To AcBoWriMo or not to AcBoWriMo…

This morning I read a blogpost from Martin Eve labelled a dissenting voice on#AcBoMoWri. As I understand it, AcBoMoWri has been initiated as a response to #NaNoWriMo (National Novel Writing Month). Whereas, Martin suggests that the aim of AcBoMoWri is to “bash out words to get as close as possible to writing a book”, I see it more as one of a number of recent initiatives to encourage academics to get writing. Others include pomodoras, #shutupandwrite, creative writing workshops and 750 words. Lying behind each of these initiatives seems to be a search for ways of breaking through procrastination and writing avoidance and getting our research findings down on paper and out into the public domain. Given that one of the reasons we engage in research is to share our findings and out thoughts, what are we to make of these initiatives?
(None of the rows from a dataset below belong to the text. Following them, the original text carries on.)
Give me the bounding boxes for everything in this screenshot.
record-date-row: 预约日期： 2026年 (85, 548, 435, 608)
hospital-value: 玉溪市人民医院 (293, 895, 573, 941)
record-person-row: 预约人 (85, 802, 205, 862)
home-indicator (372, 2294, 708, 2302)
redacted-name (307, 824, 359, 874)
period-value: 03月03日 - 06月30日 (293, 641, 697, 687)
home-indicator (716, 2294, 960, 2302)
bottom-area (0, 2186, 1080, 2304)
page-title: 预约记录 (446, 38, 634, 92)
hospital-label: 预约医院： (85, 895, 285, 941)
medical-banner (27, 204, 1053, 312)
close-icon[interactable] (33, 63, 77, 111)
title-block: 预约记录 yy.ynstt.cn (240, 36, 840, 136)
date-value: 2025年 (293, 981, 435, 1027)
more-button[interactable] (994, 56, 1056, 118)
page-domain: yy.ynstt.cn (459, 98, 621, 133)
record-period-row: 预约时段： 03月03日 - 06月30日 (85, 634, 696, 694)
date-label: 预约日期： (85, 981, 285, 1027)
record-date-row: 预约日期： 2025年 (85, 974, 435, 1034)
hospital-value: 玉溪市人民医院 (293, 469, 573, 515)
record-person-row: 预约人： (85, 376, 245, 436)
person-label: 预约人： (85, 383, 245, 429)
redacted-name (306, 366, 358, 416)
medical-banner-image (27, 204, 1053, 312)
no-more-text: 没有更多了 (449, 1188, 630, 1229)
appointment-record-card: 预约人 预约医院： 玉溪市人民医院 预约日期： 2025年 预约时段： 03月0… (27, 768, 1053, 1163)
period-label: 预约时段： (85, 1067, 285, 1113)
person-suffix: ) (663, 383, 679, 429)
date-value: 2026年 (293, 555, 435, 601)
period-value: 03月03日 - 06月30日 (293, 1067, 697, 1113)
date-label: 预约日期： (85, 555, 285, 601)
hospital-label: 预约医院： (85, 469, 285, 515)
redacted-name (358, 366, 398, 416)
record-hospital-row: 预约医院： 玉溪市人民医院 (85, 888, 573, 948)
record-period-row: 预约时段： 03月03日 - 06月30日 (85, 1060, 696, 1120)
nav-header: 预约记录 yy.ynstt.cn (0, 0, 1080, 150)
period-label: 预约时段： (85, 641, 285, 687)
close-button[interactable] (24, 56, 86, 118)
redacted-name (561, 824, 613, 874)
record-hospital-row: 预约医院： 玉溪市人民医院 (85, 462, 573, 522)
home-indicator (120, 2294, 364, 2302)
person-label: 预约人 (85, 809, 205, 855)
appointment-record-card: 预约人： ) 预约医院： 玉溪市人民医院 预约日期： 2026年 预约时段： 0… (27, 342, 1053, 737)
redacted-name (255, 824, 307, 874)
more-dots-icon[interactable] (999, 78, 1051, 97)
Martin quite rightly raises concerns about the risks of churning out material without the necessary thinking and evaluation that makes our writing meaningful. The debate that has emerged on Twitter also recognises the very real problems of short-termism and the need to produce and be counted. A culture of short term grants and a requirement for outputs, can lead to a multitude of books and articles that say very little and which fail to consider the bigger picture. This is something we all need to be concerned about. Research, whatever the field, is about so much more than inputs and outputs.

At the same time, we can be resistant to put pen to paper. Discussions in #phdchat week after week reveal the anxieties of graduate researchers as we seek to find ways to express our ideas, always questioning whether we have any kind of conceptual or theoretical framework, whether what we are wanting to say has any real meaning, and, in any case, is what we want to say good enough, not only for sharing but to gain the accolade of a doctorate.

It seems to me that incentives to write are positive. Not all will resonate. I have not been able to see the point of 750 words and writing every day - some days, I have nothing to write, apart from a short note to myself about what to think about and read next, or a shopping list. On the other hand, shutupandwrite can work for me, as long as I plan what I will focus on in the writing session. There is something energising about writing when others are too - but then I get the same from knowing that colleagues in the #phdchat network are working alongside me, albeit each in our own space, at times when most sane people are engaged in leisure activities or doing stuff with the family.

So what of AcBoWriMo? My initial response was one of how crazy - why put pressure on myself to deliver a given product in a specific time? Then I looked at it again and realised it resonated with where I currently am with my own thesis writing. I know what I want to write and I know what the structure will look like. The chapters are sketched out, but the writing task needs to be done. I have been working to a fairly loose aim of completing the next draft by the end of term, but actually, with a bit of effort, there is no real reason why it shouldn’t be done by the end of this month, and if adopting the hashtag #AcBoMoWri will keep me focused and remind me I have a commitment not only to myself but to others, well and good. What I write will not be polished or fit for publication, or even submission as thesis, but will be the next step on that journey.

For me AcBoWriMo has come at an opportune time. At a different time, it would be no incentive or value whatsoever. It is not about writing a given number of words in a day, but writing what is already well-digested material and doing so in a timely manner.

But the concerns raised by Martin about the more general nature of academic writing remain.